Since $\theta$ is in quadrant I, $sin~\theta$ is positive.
We can find the value of $sin~\theta$:
$cos~2\theta = 1-2~sin^2~\theta$
$sin^2~\theta = \frac{1-cos~2\theta}{2}$
$sin`\theta = \sqrt{\frac{1-cos~2\theta}{2}}$
$sin~\theta = \sqrt{\frac{1-(-\frac{3}{4})}{2}}$
$sin~\theta = \sqrt{\frac{(\frac{7}{4})}{2}}$
$sin~\theta = \sqrt{\frac{7}{8}}$
$sin~\theta = \frac{\sqrt{7}}{2\sqrt{2}}\cdot \frac{\sqrt{2}}{\sqrt{2}}$
$sin~\theta = \frac{\sqrt{14}}{4}$
Since $\theta$ is in quadrant I, $cos~\theta$ is positive.

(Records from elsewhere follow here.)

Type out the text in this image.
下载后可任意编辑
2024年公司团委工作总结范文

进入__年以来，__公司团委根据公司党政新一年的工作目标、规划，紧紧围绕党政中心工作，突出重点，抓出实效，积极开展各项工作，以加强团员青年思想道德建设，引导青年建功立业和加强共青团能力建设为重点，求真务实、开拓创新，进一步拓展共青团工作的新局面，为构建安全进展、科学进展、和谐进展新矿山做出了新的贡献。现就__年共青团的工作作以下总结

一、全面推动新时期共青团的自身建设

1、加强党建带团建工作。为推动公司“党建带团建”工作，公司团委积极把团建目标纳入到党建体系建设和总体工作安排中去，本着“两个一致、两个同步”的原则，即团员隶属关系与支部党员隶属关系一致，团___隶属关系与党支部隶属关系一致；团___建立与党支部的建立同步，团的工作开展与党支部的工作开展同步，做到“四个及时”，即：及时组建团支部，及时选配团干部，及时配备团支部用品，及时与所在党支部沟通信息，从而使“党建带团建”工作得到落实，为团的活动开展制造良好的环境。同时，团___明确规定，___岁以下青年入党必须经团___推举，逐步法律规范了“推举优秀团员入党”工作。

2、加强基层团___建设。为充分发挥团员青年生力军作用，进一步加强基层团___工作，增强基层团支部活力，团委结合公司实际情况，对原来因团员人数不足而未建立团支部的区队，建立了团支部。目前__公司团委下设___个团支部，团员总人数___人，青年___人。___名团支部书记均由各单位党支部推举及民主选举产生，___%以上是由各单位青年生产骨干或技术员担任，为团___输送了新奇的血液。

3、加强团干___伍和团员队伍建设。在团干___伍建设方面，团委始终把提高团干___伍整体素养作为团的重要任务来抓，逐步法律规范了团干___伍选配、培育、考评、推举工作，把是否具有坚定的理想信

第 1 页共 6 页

We can find the value of $cos~\theta$:
$cos~2\theta = 2~cos^2~\theta-1$
$cos^2~\theta = \frac{1+cos~2\theta}{2}$
$cos~\theta = \sqrt{\frac{1+cos~2\theta}{2}}$
$cos~\theta = \sqrt{\frac{1+(-\frac{3}{4})}{2}}$
$cos~\theta = \sqrt{\frac{(\frac{1}{4})}{2}}$
$cos~\theta = \sqrt{\frac{1}{8}}$
$cos~\theta = \frac{1}{2\sqrt{2}}\cdot \frac{\sqrt{2}}{\sqrt{2}}$
$cos~\theta = \frac{\sqrt{2}}{4}$